A method had been proposed in the prior art, where a discrete cosine transform (DCT) is utilized to transfer a frame from a spatial domain to a frequency domain, such that the high frequency signal therein is eliminated and the data is compressed.
It is common in processing the video that each of the frames is divided into a plurality of 16×16 macro-blocks as shown in FIG. 1A. Wherein, each macro-block comprises a plurality of blocks as shown in FIG. 1C, which is derived from the MPEG4 ISO/IEC 14469-2 specification. In accordance with the MPEG4 specification, a 16×16 macro-block is divided into four (8×8) blocks. Then, the discrete cosine transform process is sequentially performed on each of the (8×8) blocks in the macro-block as shown in FIG. 1B. The spatial energy after the transformation is concentrated on the values of a few low-frequency (on the top-left corner), and the coefficients of high-frequency almost approaches zero (on the bottom-right corner). Then, the coefficient of high-frequency is reduced to zero as much as possible by means of quantization. In FIG. 1B, M(0, 0) is referred as a DC item, and all the other 63 items are referred as AC items. Wherein, the DC item represents an average luminance of the entire block, and other AC items represent the tiny variance of the block.
Since the colors of the neighboring points are very close, a method called AC prediction had been proposed in the prior art as shown in FIG. 2, in which the AC item of the neighboring block is directly being substituted for the AC item of the block if the DC item of the block is close to the DC item of the neighboring block.

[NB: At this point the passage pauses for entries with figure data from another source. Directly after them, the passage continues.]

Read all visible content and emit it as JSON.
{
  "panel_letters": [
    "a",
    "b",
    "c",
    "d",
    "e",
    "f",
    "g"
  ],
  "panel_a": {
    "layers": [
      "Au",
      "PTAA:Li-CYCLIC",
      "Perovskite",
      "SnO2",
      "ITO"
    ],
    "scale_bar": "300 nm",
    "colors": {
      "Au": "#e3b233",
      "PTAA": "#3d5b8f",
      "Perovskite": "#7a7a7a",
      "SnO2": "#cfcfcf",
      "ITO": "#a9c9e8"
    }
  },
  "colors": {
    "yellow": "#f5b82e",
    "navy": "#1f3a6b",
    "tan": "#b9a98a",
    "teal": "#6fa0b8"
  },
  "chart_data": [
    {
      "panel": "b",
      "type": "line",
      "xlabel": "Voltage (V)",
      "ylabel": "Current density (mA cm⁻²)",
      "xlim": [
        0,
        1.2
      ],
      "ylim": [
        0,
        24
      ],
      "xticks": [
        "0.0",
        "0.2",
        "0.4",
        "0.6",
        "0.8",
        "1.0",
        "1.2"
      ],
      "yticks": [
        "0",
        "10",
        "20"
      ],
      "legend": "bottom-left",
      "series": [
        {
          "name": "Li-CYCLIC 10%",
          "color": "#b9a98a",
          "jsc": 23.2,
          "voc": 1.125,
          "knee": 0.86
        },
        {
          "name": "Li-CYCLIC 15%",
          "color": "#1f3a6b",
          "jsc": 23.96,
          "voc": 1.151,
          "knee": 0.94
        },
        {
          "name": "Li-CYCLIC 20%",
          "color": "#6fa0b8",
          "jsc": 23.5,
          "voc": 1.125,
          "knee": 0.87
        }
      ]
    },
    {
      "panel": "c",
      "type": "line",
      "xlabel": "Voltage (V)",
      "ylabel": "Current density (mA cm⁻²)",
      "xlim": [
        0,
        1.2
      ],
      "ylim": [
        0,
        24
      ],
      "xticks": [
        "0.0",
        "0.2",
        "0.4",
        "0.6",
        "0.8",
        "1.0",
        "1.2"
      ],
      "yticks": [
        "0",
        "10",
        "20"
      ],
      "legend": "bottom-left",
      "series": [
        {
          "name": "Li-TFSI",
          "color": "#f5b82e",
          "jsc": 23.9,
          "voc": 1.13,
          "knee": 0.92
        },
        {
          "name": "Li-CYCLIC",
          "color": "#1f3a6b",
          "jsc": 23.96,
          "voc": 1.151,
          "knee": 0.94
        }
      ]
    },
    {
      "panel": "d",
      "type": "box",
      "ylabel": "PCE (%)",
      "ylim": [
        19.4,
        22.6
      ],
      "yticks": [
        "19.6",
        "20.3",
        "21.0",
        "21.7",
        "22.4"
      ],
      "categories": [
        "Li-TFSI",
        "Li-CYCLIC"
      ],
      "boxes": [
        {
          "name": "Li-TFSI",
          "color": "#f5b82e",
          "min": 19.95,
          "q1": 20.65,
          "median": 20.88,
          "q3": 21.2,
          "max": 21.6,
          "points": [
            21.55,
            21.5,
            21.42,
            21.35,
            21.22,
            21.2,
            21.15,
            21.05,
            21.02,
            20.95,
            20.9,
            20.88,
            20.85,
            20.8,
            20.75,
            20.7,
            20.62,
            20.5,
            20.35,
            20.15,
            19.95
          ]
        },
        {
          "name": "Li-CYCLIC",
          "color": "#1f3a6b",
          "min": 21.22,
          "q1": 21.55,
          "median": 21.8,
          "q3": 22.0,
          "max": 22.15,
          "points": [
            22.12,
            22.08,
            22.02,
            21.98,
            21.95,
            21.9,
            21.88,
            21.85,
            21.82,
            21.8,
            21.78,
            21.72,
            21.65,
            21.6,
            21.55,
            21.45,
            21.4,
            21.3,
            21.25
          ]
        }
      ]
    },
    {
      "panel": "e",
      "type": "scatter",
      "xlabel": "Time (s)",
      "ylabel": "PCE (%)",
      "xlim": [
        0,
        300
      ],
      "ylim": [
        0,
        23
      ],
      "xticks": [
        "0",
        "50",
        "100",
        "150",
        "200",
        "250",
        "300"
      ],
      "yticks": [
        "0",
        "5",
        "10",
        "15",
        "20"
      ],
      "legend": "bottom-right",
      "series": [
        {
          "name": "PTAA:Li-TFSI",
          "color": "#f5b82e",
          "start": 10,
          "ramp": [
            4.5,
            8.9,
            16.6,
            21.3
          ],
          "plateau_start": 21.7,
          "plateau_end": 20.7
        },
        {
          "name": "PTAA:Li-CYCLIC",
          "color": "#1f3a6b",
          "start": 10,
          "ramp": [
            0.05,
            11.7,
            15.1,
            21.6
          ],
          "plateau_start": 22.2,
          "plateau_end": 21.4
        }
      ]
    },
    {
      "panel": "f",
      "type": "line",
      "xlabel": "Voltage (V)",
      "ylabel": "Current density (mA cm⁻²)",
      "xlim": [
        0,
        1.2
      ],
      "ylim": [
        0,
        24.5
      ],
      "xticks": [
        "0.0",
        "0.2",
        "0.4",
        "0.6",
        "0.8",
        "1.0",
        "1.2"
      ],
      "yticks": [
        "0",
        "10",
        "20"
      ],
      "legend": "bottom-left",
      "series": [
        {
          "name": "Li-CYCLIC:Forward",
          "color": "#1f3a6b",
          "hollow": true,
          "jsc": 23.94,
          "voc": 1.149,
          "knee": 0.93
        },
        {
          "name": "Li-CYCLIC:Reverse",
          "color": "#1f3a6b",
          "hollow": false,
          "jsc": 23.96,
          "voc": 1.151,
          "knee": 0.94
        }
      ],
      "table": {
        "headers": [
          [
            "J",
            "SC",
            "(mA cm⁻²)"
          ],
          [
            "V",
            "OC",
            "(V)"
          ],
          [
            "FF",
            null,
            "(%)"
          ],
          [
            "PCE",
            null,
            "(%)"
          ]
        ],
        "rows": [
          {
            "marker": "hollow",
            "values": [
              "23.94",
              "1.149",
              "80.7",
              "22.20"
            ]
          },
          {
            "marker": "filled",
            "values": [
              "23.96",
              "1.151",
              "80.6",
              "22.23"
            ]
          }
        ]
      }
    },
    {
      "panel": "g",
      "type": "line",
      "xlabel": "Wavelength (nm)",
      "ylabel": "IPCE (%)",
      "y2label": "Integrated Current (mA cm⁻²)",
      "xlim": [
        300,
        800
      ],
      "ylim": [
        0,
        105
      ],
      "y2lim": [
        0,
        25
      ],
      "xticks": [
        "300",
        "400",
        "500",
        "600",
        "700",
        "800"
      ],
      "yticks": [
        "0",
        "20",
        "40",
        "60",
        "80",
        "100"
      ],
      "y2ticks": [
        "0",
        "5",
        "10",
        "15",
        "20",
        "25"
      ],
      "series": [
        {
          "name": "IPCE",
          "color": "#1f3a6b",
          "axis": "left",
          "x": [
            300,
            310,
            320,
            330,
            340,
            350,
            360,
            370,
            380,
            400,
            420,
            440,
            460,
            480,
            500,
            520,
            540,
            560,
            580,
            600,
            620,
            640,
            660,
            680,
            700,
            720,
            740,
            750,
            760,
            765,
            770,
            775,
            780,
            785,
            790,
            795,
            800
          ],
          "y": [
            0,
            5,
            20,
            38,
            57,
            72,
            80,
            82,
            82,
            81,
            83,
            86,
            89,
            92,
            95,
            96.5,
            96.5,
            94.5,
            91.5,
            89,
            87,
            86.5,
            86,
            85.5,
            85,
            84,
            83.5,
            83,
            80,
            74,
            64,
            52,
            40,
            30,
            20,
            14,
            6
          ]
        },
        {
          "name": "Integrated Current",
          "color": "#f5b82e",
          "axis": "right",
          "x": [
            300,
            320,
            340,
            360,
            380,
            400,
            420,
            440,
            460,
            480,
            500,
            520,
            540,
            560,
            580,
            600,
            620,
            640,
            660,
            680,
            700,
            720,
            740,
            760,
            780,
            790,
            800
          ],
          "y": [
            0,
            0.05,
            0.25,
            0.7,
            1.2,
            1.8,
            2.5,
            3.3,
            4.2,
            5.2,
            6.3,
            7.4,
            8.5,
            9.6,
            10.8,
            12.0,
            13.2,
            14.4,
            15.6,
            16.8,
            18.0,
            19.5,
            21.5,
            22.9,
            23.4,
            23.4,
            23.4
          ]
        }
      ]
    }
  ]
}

The DC item of the block B1 is compared with the DC item of the neighboring block B2 and the DC item of the block B3. If the DC item of the neighboring block B3 is similar to the DC item of the block B1 than that of the neighboring block B2, the whole column of the AC values of block B3 are used as the prediction values, which are then directly being substituted to the block B1. However, if the AC prediction mode is applied on an image that has too many variances and lacks the spatial correlation, the compression efficiency is lowered.
FIG. 3 schematically shows a physical application of a conventional video compression technology. Referring to FIG. 3, first, a discrete cosine transform process 301 is performed on the block, and then a quantization process 303 is performed on the transformed block. Then, an AC prediction mode variable length coding (VLC) 305 and a non-AC prediction mode variable length coding (VLC) 307 are simultaneously applied on the block, and all results are stored in the memory. Finally, a coding mode with fewer number of bits is selected in the selector 309, such that the video compression is effectively accomplished. However, a great amount of memory is required in such method and the mode is not determined until the block is fully coded.